MedPAC also recommended displaying a comparison of MA and fee-for-service (FFS) quality in the same small market areas. “It’s burdensome and a new hassle factor to deal with from a reporting perspective, but again, that presents very high value for the beneficiaries…and would add a new nuance of relativity into the star ratings,” adds Smith.

With any of these star rating recommendations, Smith says the timing is right because HHS Secretary Tom Price, M.D., is likely to make changes to the star ratings program. “Price has made no secret that he is a physician advocate and that the current system, not just MA but everything, has made it too challenging for physicians. So MedPAC has specifically called out increasing the focus on outcomes measures, which is a great way to keep the focus where it needs to be and could be the launching pad to really start doing things like removing the longstanding HEDIS measures that are not changing quality performance or clinical practice patterns,” she adds.

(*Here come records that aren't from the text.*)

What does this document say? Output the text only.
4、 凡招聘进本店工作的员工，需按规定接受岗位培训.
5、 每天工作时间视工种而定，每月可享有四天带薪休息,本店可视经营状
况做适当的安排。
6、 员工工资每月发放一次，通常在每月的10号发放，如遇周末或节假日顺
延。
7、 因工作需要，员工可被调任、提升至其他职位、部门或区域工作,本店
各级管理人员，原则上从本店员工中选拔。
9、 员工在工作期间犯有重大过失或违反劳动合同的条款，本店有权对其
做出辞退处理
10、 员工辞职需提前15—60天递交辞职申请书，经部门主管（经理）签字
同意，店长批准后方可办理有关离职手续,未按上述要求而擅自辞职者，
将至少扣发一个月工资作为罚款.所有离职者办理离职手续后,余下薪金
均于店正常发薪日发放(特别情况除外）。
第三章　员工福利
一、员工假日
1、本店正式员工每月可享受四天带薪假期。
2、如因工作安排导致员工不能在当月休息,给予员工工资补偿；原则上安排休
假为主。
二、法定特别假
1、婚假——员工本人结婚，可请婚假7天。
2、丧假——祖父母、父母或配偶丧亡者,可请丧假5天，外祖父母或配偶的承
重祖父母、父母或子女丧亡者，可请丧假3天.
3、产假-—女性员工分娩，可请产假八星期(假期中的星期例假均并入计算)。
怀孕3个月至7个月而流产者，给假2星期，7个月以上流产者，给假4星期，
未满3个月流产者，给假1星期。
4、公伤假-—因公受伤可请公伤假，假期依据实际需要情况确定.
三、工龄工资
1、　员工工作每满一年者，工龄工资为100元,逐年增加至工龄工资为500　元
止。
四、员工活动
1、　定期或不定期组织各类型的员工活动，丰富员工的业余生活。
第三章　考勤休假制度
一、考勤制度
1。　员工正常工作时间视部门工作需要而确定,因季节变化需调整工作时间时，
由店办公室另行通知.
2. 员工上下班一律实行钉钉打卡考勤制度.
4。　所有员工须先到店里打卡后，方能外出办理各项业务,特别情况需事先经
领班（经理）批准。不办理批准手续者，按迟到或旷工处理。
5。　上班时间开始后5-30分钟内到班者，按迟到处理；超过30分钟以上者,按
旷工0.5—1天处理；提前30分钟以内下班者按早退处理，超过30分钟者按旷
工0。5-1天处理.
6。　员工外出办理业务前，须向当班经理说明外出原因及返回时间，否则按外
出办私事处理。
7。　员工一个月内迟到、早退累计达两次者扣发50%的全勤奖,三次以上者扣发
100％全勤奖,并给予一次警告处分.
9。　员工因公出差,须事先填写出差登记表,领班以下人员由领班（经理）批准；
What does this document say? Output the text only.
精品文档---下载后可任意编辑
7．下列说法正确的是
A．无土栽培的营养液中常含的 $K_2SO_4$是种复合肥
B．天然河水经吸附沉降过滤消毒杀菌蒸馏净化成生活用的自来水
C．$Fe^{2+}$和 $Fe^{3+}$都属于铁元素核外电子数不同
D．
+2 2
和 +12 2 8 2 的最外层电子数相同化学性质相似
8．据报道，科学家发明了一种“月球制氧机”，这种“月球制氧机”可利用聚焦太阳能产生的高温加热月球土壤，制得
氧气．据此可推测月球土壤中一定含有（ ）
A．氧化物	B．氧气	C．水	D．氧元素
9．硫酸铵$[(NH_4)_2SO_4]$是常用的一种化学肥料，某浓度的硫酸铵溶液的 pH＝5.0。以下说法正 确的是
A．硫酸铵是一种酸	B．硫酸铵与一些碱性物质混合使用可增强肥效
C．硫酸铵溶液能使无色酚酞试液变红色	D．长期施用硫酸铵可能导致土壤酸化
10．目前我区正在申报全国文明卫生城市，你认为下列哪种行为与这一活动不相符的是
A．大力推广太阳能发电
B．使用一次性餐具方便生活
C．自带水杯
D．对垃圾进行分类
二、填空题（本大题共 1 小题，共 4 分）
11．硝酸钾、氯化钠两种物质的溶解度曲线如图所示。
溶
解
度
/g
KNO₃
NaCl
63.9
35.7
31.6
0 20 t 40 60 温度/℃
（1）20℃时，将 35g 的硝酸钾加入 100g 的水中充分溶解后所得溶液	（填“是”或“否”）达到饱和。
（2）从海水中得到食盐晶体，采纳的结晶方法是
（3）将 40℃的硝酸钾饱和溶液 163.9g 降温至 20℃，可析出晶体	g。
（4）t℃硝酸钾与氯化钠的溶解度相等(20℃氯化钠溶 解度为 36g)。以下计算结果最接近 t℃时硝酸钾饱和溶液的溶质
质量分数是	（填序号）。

Altering Benchmark Math Could Boost Pay

Aside from suggesting changes to quality measurements, the report also finalizes a draft recommendation from January that CMS include FFS spending data for only beneficiaries with Medicare Parts A and B in the calculation of benchmarks used to determine MA plan payments. Under the current system, CMS uses spending data for all FFS beneficiaries (who have either Part A or Part B or both) to determine the average FFS spending amount in a county. MedPAC observed that with a rising share of Medicare beneficiaries enrolled in the MA program, a larger percentage of those remaining in traditional Medicare do not enroll in Part B, and the average risk-adjusted beneficiary spending is higher for individuals enrolled in both Part A and Part B than the average for those enrolled just in Part A. Removing the portion of low cost, Part A-only beneficiaries from the calculation would result in a higher average cost in a given county and raise the benchmark accordingly. The commission estimated this could increase benchmark payments by about 1% nationally, although that will vary anywhere from 0% to 3% depending on the county.

“As this idea gets traction and organizations are looking to lobby for this or not, they’re going to be looking at their own counties and what the impact would be in their service areas,” suggests Goetsch. “And those that are going to get the 2% or 3% increase are going to clearly be a lot more vocal in trying to get this as part of the MA program.” Moreover, it’s logical to use the FFS data for a population that matches it in MA, he adds, and the only reason that idea might not have made sense until now is because of the mix of people in MA vs. Part A vs. Parts A and B, etc.

The report also stressed a prior recommendation to use two years of FFS and MA diagnostic data in MA risk adjustment, which would address the wide variation in coding intensity among MA plans and the “inequity” of the across-the-board intensity adjustment CMS makes on a yearly basis. And while that idea appeared as an option for the HHS secretary in the 21st Century Cures Act (MAN 12/15/16, p. 1), Goetsch says he doesn’t think CMS is likely to adopt it soon given the significant changes it made this year to the risk adjustment methodology.